Recently, we had a lecture about Reproducible research on of the slides was:
Reproducibility: start from the same samples/data, use the same methods, get the same results.
Replicability: conduct again the experiment with independent samples and/or methods to get confirmatory results.
Replicability = Reproducibility + Conduct experiment again
Replicability might be challenging in epidemiology (recruit again a cohort) or molecular biology (complex cell manipulation).
Reproducibility should be a minimum standard. One should strive to at least make his/her own research reproducible.
I find many articles that use software and when they hint what kind of analysis did they don't provide the code nor the data. There are public free ways of storing data and code of studies, and even with a DOI.
So far, I thought that some data might not be freely available because it has some private information (my field is bioinformatics), or the authors intend to use it for further investigations and want to keep for themselves the data.
The same happens with the code is the intellectual property of the lab or principal investigator, but retaining the rights of the code don't goes against the replicability.
Why are these papers accepted and publicized, even if they don't allow reproducibility?
Related: Reproducible Studies? and an example of the problem it causes Can up to 70% of scientific studies not be reproduced?.
Excel case: in this paper we can see an example. Reviewers of Growth in a Time of Debt estimated (note that this is not measurable/checkable afirmation) that the analysis could bring the results presented.
(I couldn't find a description of the methods used for the analysis on the paper, but it is a different field of mine and I have skimmed through).
But in new methods without prior experience/validation how can one estimate it without looking to the analysis itself?
And in "old" methods, how bad would be to share them if they are already checked?
"Understand why replicability is important, and you'll understand which guidelines and rules should be applied, and how to deal with research where guidelines are skipped.":
Replicability is important because science is about finding objective mesurable relations. This makes the relationship independent of who performs the study. But this can be discussed/answered on another question :)
I am aware that we do our mistakes, (see my other question here on academia), but we should aim for the best behavior and the best science.
"Put another way, there are finite resources so the more you rerun the same code the less scientific progress you make overall"
I don't think that we make less scientific progress overall rerunning the same code.
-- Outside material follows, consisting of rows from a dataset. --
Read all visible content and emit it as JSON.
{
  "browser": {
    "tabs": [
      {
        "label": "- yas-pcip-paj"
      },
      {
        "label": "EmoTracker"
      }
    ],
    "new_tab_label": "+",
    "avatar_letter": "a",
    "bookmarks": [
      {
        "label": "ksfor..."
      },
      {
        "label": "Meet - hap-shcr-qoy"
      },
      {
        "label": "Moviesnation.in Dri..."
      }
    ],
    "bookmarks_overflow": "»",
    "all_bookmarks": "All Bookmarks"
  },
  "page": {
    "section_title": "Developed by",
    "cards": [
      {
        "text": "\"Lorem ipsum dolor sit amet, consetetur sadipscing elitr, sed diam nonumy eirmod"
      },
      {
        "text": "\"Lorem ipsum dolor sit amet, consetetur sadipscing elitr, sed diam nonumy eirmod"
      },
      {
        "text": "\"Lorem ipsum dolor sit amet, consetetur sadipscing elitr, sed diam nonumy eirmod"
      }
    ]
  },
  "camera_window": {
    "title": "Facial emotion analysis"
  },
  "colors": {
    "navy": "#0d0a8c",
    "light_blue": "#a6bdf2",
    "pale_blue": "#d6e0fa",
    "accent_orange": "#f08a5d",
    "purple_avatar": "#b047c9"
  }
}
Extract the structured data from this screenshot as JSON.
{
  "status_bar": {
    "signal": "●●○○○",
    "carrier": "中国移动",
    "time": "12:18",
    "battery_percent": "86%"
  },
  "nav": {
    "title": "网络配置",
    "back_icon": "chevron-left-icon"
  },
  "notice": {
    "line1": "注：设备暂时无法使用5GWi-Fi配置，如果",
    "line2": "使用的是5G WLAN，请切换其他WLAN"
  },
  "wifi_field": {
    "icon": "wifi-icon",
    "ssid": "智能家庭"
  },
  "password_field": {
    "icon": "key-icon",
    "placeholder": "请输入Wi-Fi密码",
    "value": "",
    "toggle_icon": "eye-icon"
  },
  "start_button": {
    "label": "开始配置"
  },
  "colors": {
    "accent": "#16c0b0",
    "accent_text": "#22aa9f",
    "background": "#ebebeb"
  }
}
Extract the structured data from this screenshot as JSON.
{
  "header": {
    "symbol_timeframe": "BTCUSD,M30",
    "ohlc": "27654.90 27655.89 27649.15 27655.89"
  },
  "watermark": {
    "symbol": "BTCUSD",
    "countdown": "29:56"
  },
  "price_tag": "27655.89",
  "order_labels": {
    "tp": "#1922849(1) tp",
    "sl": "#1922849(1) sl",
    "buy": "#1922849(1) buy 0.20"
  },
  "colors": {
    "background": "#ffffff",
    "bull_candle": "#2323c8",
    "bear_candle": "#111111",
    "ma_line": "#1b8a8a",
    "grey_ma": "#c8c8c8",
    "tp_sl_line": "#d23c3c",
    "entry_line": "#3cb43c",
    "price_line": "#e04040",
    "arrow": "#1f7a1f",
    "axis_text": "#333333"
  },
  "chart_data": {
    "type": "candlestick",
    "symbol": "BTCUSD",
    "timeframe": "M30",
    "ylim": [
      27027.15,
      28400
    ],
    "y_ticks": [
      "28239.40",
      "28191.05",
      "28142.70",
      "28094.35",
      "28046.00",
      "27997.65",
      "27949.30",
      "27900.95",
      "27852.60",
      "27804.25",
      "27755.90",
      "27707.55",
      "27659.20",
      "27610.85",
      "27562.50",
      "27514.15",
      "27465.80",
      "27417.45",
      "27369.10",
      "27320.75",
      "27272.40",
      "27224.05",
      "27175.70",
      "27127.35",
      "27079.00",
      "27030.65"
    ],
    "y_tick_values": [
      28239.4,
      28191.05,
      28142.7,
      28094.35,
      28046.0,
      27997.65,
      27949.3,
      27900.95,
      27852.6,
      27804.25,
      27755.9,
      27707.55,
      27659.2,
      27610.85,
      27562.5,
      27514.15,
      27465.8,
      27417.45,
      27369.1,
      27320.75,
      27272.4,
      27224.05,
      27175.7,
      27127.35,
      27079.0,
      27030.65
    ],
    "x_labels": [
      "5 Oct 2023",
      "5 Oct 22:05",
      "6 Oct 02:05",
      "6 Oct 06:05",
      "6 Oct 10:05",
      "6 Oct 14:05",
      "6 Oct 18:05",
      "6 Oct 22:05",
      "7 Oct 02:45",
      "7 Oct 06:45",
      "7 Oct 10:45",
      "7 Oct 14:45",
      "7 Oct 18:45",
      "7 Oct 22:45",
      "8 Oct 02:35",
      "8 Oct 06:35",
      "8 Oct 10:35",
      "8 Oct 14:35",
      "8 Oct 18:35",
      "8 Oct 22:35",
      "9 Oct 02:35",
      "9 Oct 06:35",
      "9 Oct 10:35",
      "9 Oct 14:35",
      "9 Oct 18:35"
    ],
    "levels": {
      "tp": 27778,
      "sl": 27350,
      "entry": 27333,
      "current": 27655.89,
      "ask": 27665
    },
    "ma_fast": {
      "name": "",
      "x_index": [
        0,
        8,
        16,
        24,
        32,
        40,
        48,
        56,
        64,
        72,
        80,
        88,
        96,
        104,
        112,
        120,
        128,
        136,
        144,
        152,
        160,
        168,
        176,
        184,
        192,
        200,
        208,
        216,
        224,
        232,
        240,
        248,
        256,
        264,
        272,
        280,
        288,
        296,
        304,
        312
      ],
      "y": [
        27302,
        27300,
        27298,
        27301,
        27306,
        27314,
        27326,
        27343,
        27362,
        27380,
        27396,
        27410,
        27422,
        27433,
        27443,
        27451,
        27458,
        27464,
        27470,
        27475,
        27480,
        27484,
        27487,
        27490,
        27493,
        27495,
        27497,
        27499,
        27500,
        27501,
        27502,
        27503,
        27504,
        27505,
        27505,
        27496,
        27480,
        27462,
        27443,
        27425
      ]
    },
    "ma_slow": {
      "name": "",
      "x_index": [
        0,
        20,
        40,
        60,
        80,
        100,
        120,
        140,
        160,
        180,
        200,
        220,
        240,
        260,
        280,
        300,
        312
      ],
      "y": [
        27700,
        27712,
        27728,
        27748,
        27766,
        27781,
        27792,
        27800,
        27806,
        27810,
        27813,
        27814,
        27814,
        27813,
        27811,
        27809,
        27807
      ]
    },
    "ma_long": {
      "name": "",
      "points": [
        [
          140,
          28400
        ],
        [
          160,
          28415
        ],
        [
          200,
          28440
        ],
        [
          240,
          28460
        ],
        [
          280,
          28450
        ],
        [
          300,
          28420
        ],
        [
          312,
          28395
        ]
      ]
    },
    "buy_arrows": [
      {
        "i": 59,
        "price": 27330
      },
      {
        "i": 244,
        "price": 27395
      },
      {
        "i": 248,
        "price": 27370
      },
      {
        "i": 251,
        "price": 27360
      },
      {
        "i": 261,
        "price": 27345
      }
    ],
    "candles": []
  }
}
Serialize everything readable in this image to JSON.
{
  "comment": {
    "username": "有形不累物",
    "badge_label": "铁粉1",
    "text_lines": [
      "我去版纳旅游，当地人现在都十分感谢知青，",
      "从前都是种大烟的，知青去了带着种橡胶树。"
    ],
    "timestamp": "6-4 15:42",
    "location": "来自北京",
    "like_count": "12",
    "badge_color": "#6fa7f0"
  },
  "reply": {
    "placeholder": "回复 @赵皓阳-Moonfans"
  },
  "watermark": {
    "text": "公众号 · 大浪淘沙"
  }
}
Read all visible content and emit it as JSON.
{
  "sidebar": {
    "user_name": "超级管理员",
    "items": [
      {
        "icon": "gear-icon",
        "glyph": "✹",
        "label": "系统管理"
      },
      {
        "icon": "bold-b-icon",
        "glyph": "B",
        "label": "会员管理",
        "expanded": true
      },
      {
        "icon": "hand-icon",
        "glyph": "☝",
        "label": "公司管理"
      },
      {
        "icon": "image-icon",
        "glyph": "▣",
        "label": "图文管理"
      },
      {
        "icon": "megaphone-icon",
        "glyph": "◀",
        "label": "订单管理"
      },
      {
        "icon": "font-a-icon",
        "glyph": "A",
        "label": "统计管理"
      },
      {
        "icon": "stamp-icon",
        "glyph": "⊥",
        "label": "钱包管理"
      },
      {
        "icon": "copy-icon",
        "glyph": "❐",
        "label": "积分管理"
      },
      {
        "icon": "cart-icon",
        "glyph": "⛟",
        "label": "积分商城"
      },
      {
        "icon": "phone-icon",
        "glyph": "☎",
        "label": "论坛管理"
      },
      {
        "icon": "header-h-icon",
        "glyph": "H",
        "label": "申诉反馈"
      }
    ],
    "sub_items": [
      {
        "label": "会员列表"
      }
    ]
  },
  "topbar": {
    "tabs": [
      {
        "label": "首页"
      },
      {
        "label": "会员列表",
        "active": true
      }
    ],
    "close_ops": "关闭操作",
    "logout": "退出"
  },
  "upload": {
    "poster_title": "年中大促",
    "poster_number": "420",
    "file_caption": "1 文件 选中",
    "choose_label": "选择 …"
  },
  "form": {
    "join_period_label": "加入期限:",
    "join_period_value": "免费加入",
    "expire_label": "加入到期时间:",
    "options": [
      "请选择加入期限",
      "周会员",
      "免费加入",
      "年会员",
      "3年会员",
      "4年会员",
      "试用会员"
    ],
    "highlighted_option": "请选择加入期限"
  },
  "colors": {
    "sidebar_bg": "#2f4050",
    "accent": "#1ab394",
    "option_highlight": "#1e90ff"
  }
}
Checking that we know for sure that A is true is far better than work for 3 years or more and then discover that A was wrong.
How many finite resources are/were used on studies based on those the ALS Therapy Development Institute couldn't replicate?
At the same time the induced pluripotent cells were hard to reproduce and replicate, but this isn't a software based, or the recent example of @tpg2114, 3 years to replicate their own study in 4 new settings.
Quality of academic software when sharing it, here it seems that it is better to share the awful, crapy code rather than hide it.
Necessity of the reviewer of the code and data was answered here. In short:
Of course, the degree to which a referee is expected to verify the correctness of results varies greatly between fields. But you can always choose a personal standard higher than what's usual in your field. Just realize that good refereeing takes a significant time investment.
It seems that the comments are extending, and from the answers it seems that it is not the job of the reviewers or the journals, it might be a job for the reader (and of no one), or it doesn't worth it to make articles reproducible because it is too hard.